Ô Dieu ! c’eût été ce pauvre moment-là.

S’il se peut ici qu’une grâce me change
En âme qui n’a pas encore pesé,
Légère au ciel comme une aile de jeune ange
Qui nulle part n’a besoin de se poser,

Le bonheur, c’eût été, très lourde, très lasse,
Tomber d’un vol qui se brise dans le coeur
À peine entr’ouvert de celui-là qui passe
Et ne plus sortir jamais de sa douceur.

Ah ! vous aurez beau ce soir me tenir prête
Une auréole, ô vous qui n’avez permis
Jamais qu’en tremblant j’aille cacher ma tête
Pour y dormir dans l’ombre de mon ami.

Vous aurez beau maintenant me faire entendre
À l’oreille les sept voix du Saint-Esprit,
Quel Verbe, si Dieu soit-il, pourra me rendre
Le mot d’amour que personne ne m’a dit ?

Seigneur, ah ! je vais vous donner de la peine
Plus que je ne vaux et n’ai jamais valu,
Ô vous qui payez ici-haut l’âme humaine
Du mal que là-bas lui coûta son salut.

Peut-être je fus plus faible que mauvaise,
Rien que maladroite et vous cherchez en vous
Pour moi, qui n’eus pas sur terre beaucoup d’aise,
La céleste part des pauvres et des doux.

Vous voudriez, à cette vierge dont la faute
La plus grande hier fut Peut-être un regret,
Découvrir enfin dans la lumière haute
Vos jeux purs... mais qu’ai-je à voir dans vos secrets ?

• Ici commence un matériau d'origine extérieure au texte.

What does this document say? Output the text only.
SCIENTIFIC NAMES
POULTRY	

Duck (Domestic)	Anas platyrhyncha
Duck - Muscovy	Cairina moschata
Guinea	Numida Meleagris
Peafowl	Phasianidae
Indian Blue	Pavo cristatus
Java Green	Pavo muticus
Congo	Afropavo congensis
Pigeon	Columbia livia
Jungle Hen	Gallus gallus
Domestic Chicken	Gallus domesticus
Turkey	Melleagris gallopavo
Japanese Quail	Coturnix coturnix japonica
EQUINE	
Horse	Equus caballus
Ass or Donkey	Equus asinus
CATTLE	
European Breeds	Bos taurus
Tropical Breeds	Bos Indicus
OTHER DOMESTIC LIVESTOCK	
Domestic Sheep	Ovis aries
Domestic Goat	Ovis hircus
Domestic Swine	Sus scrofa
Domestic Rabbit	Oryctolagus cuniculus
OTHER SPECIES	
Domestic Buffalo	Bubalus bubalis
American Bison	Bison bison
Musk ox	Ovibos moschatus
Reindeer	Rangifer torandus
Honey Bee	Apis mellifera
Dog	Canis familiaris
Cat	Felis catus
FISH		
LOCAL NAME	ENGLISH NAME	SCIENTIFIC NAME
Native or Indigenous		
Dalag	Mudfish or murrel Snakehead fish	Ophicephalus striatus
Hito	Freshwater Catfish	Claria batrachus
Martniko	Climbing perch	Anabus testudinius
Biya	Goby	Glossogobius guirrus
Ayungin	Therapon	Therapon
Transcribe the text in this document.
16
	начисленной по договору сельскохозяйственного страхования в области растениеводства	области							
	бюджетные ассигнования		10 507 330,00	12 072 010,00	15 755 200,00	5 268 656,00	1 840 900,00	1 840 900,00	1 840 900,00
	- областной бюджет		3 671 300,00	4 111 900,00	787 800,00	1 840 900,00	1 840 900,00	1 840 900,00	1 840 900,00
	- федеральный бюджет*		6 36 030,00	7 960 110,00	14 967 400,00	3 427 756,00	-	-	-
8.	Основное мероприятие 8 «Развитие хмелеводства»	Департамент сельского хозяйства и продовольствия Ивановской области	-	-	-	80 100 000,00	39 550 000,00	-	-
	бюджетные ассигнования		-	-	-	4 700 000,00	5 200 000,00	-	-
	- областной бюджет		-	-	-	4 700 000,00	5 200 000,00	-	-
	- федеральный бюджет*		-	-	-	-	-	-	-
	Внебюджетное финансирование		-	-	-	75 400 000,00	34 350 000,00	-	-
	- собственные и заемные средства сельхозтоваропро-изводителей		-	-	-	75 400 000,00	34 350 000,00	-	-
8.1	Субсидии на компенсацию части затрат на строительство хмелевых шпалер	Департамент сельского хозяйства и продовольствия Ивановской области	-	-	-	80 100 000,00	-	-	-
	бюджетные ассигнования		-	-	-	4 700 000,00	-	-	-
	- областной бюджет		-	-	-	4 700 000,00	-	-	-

Mais quand j’apprendrais à vous compter dans l’aire
Où la Trinité met ses Dieux en commun,
Je n’aurais voulu rien que savoir naguère
Comment deux coeurs fols ensemble n’en font qu’un.

Ah ! tous ceux qu’un soir vous avez l’un à l’autre
Mêlés, chancelants d’espérance et d’appel,
Les voici, leur joie assise dans la vôtre.
À leurs doigts voici leurs anneaux éternels.

Ceux qui pour toujours s’aimèrent au passage
Comme j’eusse aimé si l’un avait voulu,
Les voici, beaux, fiers, se touchant le visage
Dans leur baiser que rien ne déliera plus.

Mais moi, Père, comment les regarderai-je ?
Moi si seule sans fermer à chaque instant
Mes yeux vides où passera le cortège
De leurs noces qui vont durer si longtemps ?

Ah ! j’ai pu supporter la terre, elle passe !
Elle change ! Elle est pleine jusqu’à la fin
D’espérance toujours brave, jamais lasse,
Qui va se fiant aux détours du chemin ;

L’espérance à travers les saisons avares
D’un jour autre qui viendra vous secourir,
D’un jour autre qui sur les routes plus rares
Ne vient pas... et l’espérance de mourir.

Mais c’est fini maintenant, fini d’attendre.
Chacun a reçu, chacun garde sa part
D’amours saintes, de feu pur qui va reprendre.
Pour qui n’a rien eu, rien ne reste... Trop tard !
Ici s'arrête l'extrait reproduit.